Steve came out this week on Netflix with absolutely no attendant hoopla.
After the world-conquering Oppenheimer, star Cillian Murphy made two infinitely smaller films with Belgian director Tim Mielants. This is the second. I suspect this is Murphy’s preferred scale to work in.
Here he plays Steve, who runs a reform school, somewhere in England in 1996.It’s a school for young men on their last chance, who’ve been given up on by the system, by their families, by everyone apart from idealists like Steve.
What little support for Stanton Wood there was has evaporated, which is why they agreed to let a TV crew in to do a story about it.

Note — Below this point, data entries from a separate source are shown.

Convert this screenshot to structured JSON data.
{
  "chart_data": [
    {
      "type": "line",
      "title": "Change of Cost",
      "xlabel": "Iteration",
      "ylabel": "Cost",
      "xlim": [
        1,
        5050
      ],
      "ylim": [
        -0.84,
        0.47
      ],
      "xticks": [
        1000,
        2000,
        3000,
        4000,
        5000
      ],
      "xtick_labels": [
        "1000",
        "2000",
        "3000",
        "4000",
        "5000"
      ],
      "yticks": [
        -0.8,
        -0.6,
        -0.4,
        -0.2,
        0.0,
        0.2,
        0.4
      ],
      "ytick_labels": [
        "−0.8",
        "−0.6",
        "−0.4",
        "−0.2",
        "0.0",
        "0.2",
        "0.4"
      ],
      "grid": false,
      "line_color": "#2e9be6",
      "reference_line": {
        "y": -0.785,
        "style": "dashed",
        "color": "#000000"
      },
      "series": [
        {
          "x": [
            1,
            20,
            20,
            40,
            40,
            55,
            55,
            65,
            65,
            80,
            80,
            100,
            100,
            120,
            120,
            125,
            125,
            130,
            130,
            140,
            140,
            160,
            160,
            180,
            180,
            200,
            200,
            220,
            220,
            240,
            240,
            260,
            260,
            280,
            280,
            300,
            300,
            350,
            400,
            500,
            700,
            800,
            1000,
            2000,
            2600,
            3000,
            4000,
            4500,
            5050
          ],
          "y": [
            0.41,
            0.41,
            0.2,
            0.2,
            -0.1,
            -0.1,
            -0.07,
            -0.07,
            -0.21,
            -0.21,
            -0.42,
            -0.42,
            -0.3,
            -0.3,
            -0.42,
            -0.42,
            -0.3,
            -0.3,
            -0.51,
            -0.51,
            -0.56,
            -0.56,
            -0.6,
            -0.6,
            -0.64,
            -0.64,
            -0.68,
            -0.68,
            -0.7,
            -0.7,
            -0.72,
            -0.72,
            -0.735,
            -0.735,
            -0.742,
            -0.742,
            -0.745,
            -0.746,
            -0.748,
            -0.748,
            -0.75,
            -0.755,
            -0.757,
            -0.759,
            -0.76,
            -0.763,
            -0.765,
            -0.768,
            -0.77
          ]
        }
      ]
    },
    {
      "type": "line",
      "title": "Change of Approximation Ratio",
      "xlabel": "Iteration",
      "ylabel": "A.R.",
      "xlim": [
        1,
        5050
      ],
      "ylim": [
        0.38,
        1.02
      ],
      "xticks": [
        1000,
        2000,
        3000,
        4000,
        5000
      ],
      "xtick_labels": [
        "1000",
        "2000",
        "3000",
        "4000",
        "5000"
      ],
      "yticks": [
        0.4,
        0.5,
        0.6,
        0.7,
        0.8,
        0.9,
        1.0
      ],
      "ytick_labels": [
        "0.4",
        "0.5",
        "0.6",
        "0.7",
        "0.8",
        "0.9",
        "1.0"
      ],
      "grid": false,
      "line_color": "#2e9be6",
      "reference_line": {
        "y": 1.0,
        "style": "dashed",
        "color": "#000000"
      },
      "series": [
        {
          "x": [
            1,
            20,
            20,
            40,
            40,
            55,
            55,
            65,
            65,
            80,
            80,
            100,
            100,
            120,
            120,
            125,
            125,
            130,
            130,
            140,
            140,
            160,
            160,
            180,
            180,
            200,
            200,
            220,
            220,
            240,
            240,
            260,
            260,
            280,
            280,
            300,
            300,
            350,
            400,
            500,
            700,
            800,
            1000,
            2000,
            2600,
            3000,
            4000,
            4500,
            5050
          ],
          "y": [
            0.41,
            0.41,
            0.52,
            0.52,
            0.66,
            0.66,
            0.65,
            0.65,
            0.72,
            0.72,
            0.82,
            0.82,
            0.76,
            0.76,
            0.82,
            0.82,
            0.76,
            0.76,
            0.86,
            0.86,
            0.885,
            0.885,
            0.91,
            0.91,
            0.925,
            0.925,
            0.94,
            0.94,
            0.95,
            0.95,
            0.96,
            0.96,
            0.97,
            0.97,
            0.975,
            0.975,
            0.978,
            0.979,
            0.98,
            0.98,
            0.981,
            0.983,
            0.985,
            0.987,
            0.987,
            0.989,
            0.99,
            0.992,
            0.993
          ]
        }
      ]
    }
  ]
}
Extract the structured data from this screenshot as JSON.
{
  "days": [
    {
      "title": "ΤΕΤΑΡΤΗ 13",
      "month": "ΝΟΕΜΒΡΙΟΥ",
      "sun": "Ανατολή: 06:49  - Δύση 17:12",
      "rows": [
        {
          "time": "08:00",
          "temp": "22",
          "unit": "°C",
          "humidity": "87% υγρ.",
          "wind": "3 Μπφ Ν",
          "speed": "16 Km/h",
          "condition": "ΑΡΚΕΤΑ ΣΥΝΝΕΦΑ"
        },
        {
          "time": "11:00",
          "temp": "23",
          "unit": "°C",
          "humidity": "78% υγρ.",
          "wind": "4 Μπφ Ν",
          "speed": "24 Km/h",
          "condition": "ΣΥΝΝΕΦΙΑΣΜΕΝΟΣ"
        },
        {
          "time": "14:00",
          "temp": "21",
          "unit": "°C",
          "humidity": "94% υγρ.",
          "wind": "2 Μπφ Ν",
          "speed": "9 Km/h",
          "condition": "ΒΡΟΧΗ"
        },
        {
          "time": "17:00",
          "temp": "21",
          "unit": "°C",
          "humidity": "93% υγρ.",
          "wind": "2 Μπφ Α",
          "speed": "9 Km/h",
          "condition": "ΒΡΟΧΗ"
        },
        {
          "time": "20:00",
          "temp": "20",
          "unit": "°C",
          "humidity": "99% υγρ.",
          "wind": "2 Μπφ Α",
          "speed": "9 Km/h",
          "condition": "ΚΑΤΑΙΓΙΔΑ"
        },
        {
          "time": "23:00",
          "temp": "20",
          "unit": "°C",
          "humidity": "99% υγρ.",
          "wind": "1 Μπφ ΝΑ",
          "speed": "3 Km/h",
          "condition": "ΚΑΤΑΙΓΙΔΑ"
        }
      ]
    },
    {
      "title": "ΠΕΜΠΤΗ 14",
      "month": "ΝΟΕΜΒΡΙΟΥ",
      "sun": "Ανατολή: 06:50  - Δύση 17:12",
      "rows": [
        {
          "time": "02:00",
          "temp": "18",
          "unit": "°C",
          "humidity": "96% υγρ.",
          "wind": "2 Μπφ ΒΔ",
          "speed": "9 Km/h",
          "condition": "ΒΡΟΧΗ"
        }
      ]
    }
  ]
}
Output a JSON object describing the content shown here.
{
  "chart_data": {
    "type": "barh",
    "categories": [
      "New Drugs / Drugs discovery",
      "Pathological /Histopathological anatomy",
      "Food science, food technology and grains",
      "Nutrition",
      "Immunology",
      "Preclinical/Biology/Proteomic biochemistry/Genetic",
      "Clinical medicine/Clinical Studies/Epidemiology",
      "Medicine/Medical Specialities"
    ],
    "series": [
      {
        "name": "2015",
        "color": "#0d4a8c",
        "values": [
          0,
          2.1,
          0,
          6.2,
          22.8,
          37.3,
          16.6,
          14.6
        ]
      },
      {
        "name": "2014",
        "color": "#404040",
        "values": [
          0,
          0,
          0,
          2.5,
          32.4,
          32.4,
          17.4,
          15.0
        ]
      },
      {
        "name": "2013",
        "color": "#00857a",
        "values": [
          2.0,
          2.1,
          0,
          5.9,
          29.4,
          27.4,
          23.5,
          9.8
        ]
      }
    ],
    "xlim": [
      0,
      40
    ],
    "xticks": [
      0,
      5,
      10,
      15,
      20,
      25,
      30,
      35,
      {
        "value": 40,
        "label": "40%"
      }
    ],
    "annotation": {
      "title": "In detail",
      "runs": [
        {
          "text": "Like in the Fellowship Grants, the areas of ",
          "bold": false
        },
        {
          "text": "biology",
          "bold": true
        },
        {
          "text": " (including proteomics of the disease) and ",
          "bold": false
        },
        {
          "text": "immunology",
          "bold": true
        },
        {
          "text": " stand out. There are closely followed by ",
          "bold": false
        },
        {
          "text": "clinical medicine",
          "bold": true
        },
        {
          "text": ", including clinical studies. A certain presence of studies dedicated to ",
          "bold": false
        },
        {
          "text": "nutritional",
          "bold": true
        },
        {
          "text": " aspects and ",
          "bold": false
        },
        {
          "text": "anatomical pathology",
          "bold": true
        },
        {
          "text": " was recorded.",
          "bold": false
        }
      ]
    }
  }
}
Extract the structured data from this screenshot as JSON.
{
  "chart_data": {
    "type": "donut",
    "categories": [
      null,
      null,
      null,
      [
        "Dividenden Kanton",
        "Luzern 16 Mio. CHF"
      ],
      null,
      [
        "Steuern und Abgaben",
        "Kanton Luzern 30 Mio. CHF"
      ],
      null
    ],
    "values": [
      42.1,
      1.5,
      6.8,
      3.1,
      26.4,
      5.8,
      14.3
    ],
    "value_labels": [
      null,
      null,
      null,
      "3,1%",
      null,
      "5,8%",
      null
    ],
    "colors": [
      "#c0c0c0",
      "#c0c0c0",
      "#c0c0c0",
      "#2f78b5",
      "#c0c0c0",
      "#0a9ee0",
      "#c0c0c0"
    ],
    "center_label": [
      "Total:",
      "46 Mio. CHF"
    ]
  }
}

Which is fine if everyone is on their best behaviour for it.
But that’s the trouble with these boys – they don’t really do best behaviour. That’s why they’re there in the first place – posh Cal, Bennie the rapper, Jamie the fizzy, unexploded bomb, the brooding Tarone.
And then there’s Shy. We meet Shy on the worst day of his life – he’s just been cut off by his parents after one too many abusive rants. Last time he let off steam he almost cut his stepfather’s finger off.
But he’s not on his own. Steve is there for all of them.
Steve, the film, is Max Porter’s own adaptation of his experimental novella, which was called Shy.
Review: Steve
Shifting the emphasis from the teenage youth to include the Murphy character isn’t just a marketing ploy.
Goodness knows the “troubled teen” and the “inspirational teacher” have been fixtures in movies forever. But what if both are facing demons?
Shy’s background is already documented.Steve’s is more hidden, under control.And his work is supported by three great women.
Jenny, the Thursday counsellor, is played by Emily Watson – enough said. The live-in manager – part jailer, part mummy, she says – is Amanda, beautifully played by Tracey Ullman.
The newest recruit, Shola, may seem fragile, but she proves remarkably resilient. She’s played by musician Little Simz, who also provides some of the music.
The arrival of the film crew seems to set off many of the boys like a sugar rush.But that’s ground zero for the staff here.
The worst blows – because they’re also the lowest blows – come from outside, from the Trust they depend on for the school, the TV crew ferreting around the boys’ living areas, and the arrogant MP, here to be filmed being noble.
Director Mielants’ skill is balancing the big picture – the logic beneath the chaos – with what’s happening to young Shy and the increasingly stressed Steve.
Steve is grappling with his own mental health issues in secrecy – self-medicating with booze, drugs and self-recrimination – “deal with it Steve!”
So far, so Ken Loach, maybe, like a 1996 version of Adolescence, where the villains aren’t social media influencers, but drugs and neglect. And there isn’t one kid off the rails but a school full.
But I can tell you precisely when Steve becomes something more – around one hour into the 90-minute film.
The most stunning shot I’ve seen this year encompasses the whole school – inside and out – the environs, the details, finally settling on Steve, by now on the verge of a breakdown.
And then Steve trumped that dazzling effect with an ending that I defy you to get through dry-eyed.
As I say, I’d never heard of Steve. But you don’t have that excuse now. It’s on Netflix and if you get a chance to see it, I urge you to stick with it to the end. It’ll blow you away.